Nie takie kształcenie
Na przeszkodzie stał jednak początkowo archaiczny, rzemieślniczo-
akademicki system kształcenia farmaceutów.
Leśniewska pisała: I dziś i wówczas naturalnym wydawało
się, że najpierw w każdym zawodzie, opartym na podstawach
naukowych, poznanie teorii musi poprzedzać praktykę,
której zadaniem jest utrwalenie nabytych wiadomości
teoretycznych. W zawodzie farmaceutycznym działo się
wprost odwrotnie!
Nowe prawo
W roku 1888 w Królestwie Polskim i w Rosji wydano Cyrkularz
Departamentu Lekarskiego Ministerstwa Spraw
Wewnętrznych (19 maja, nr 4886) w sprawie przyjmowania
kobiet na praktykę aptekarską. Kobiety mogły wstępować
do aptek jako uczennice – pod warunkiem, że przedstawią
świadectwo egzaminu z czterech klas gimnazjum
klasycznego. Właściciel apteki musiał się jednocześnie
zobowiązać do nieprzyjmowania w tym czasie na praktykę
uczniowską mężczyzn.
Prekursorki
Pierwszymi Polkami, które postanowiły wykorzystać możliwość
uzyskania wyższego wykształcenia farmaceutycznego,
były Jadwiga Sikorska, Stanisława Dowgiałło,
Janina Kosmowska i Antonina Leśniewska. Pierwsze
trzy, po odbyciu trzyletniej praktyki aptecznej i kursie
u magistra Bukowskiego w Warszawie, przystąpiły
22 marca 1894 r. do egzaminu. Mimo pozytywnego wyniku,
władze Cesarskiego Uniwersytetu Warszawskiego
odmówiły im zgody na studia. Rozpoczęły więc starania o
wstęp na Uniwersytet Jagielloński. Jeszcze w październiku
tego roku otrzymały zgodę na I rok studiów, ale tylko jako
hospitantki, czyli bez prawa do dyplomu ukończenia
studiów! To nie wszystko. Potrzebna była jeszcze osobna
zgoda każdego z wykładowców, co nie było zwykłą
formalnością. Po każdym semestrze studentki musiały
się ubiegać o pozwolenie na kontynuowanie studiów. Była to jawna dyskryminacja. Atmosferę na uczelni
pokazuje epizod, opisany przez Jadwigę Sikorską-
Klemensiewiczową w książce Przebojem ku wiedzy
(1961): Oto leciwy staruszek, profesor zoologii Wierzejewski
oświadczył, że nie wyraża zgody na korzystanie z jego
wykładów, mówiąc: „chyba po moim trupie […]. Janina
Kosmowska pozwoliła sobie na ironiczną replikę: Zaczekamy,
aż pan profesor umrze… Reakcja profesora, jednego
z epigonów antyfeminizmu na wyższych uczelniach, była
zaskakująca. Pozwolił na słuchanie wykładów...

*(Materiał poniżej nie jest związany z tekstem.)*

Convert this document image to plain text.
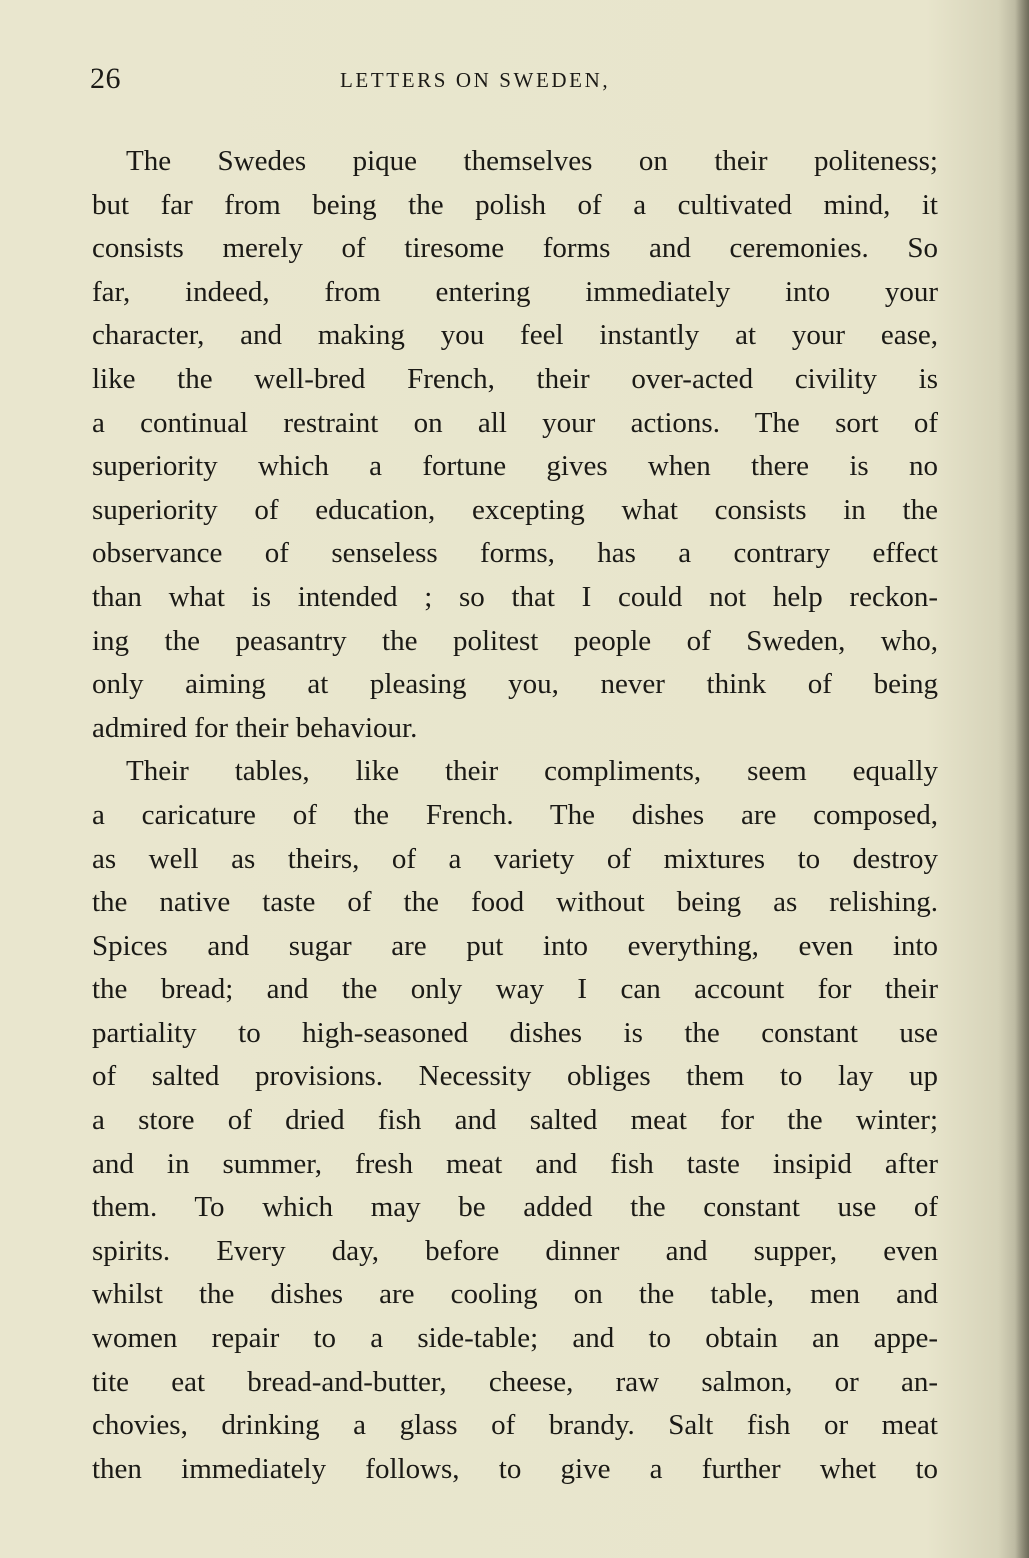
26	LETTERS ON SWEDEN,
The Swedes pique themselves on their politeness;
but far from being the polish of a cultivated mind, it
consists merely of tiresome forms and ceremonies. So
far, indeed, from entering immediately into your
character, and making you feel instantly at your ease,
like the well-bred French, their over-acted civility is
a continual restraint on all your actions. The sort of
superiority which a fortune gives when there is no
superiority of education, excepting what consists in the
observance of senseless forms, has a contrary effect
than what is intended ; so that I could not help reckon-
ing the peasantry the politest people of Sweden, who,
only aiming at pleasing you, never think of being
admired for their behaviour.
Their tables, like their compliments, seem equally
a caricature of the French. The dishes are composed,
as well as theirs, of a variety of mixtures to destroy
the native taste of the food without being as relishing.
Spices and sugar are put into everything, even into
the bread; and the only way I can account for their
partiality to high-seasoned dishes is the constant use
of salted provisions. Necessity obliges them to lay up
a store of dried fish and salted meat for the winter;
and in summer, fresh meat and fish taste insipid after
them. To which may be added the constant use of
spirits. Every day, before dinner and supper, even
whilst the dishes are cooling on the table, men and
women repair to a side-table; and to obtain an appe-
tite eat bread-and-butter, cheese, raw salmon, or an-
chovies, drinking a glass of brandy. Salt fish or meat
then immediately follows, to give a further whet to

Nie mogąc otrzymać dyplomu na macierzystej uczelni,
Stanisława Dowgiałło zdała egzamin ze stopniem
prowizora z odznaczeniem na Wydziale Lekarskim
Uniwersytetu Moskiewskiego (1897). Jadwiga
Sikorska i Janina Kosmowska po roku uzyskały
zgodę i zdały egzaminy magisterskie w Krakowie
– jednak z adnotacją, że zabrania się
im praktykowania w aptekach na terenie
państwa austriackiego! Pełne uprawnienia
zawodowe uzyskały dopiero w roku 1904.
Przetarła szlak…
Najlepiej udokumentowana jest historia zdobywania
tytułu magistra farmacji przez Antoninę
Leśniewską – dzięki wspomnieniom zatytułowanym
Po nieprotoriennoj dorogie, czyli Nieprzetartym
szlakiem (Sankt Petersburg 1914). Jedyny egzemplarz
w Polsce znajduje się w Muzeum Farmacji im. mgr Antoniny
Leśniewskiej - Oddział Muzeum Historycznego
m.st. Warszawy. Autorka przedstawiała swoje sukcesy
i porażki – często w humorystyczny sposób – w dążeniu
do zdobycia wymarzonego wykształcenia:
Aptekę wybrałam sobie jako szkołę, laboratorium
apteczne jako sanktuarium, do
którego wejść może jedynie wtajemniczony
we wszystkie tajniki.
W głowie roiły mi się marzenia na
przyszłość. W myślach moich szybko
mijały dni, miesiące i lata. Już były za
mną trzy lata i zostaję pomocnikiem,
po następnych trzech jadę na kursy,
uczęszczam na wykłady, składam
egzamin na prowizora, widzę siebie
w laboratorium jednego z uniwersytetów,
otoczoną różnymi kolbami, retortami,
probówkami, mikroskopami
itd. Wyobraźnia prowadzi mnie dalej.
Gdzieś na południu lub w Polsce czy
Małorusi, jakimś miłym miasteczku
– ja w mojej aptece. Piękny letni wieczór.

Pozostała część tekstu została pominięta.